Cup of tea, trip to the weirdest pub for lunch…(“it’s not bad, it’s just……..WEIRD”) then back to the studio to look at what’s left of the 12 songs: “Delicate”, “Someone”, and “Cautious”.

“Someone” is just about ten lines, and I have a bit of melody in my head for the first two of them. “Delicate” is more like a piece of prose. I hear no obvious rhythms when I read it aloud. I have embroidered all these words onto a bra, so I don’t feel they all need to be sung, in this way, or even in a way that they are discernible. I wonder about it being spoken rather than sung.
“Cautious” is five, four-line verses, standard formation you might say. But no melody ideas. We put that on one side for a while.
Starting with “Someone”, I sing the bit of melody, Dan noodles about a bit on his guitar, and in no time we have a decent thing going for verse. A couple of the lines turned into a chorus. To me this is magic. When I got home, and listened again, I remembered what had inspired the song, and I shed a little tear or two. Overtired and overwrought perhaps. This song is my favourite!

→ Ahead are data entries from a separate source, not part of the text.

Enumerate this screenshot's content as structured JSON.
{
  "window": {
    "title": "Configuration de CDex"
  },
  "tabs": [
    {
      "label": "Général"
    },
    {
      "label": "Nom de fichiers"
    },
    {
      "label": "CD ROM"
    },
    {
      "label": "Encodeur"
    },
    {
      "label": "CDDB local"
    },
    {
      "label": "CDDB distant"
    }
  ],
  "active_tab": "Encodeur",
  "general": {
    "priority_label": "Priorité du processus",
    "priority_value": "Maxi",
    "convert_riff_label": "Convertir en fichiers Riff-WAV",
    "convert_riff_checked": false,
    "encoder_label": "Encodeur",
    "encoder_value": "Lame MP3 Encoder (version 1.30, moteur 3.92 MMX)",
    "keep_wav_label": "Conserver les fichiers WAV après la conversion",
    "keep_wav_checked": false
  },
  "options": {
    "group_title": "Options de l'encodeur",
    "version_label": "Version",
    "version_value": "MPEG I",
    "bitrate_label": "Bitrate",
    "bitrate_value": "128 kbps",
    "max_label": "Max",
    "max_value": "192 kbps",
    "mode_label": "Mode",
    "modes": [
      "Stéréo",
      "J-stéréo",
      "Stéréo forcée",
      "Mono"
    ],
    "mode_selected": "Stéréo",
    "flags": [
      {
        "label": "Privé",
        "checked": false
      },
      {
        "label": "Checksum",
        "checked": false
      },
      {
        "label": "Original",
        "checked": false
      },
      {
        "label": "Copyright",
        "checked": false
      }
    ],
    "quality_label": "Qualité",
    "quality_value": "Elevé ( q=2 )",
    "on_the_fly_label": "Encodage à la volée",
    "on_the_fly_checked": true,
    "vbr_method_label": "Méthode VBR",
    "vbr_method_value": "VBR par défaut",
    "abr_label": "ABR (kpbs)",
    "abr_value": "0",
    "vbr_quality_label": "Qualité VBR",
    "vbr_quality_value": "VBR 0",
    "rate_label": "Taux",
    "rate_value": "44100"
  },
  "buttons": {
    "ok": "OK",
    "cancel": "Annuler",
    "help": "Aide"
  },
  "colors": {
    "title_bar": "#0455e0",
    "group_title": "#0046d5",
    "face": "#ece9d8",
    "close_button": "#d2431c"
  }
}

“Delicate” is about my son, born a few weeks prematurely. Dan said he had a few delicate riffs we could try… I have to say, he is a generous and caring, supportive and encouraging collaborator. He played, allowing me to explore my words, humming, singing, adjusting words as I go… When it seems I’ve found something that fits, he plays it repeatedly, and I sing it over and over till I’m sure, then he hits the record button just to capture the thought before it evaporates, then move on to the next section. This one’s my favourite!

I’m never quite sure how it has happened afterwards… He played an enormous part in the creation of these songs, he guided and suggested, but while it was happening, I felt it was all about my ideas… That has to be a true gift doesn’t it?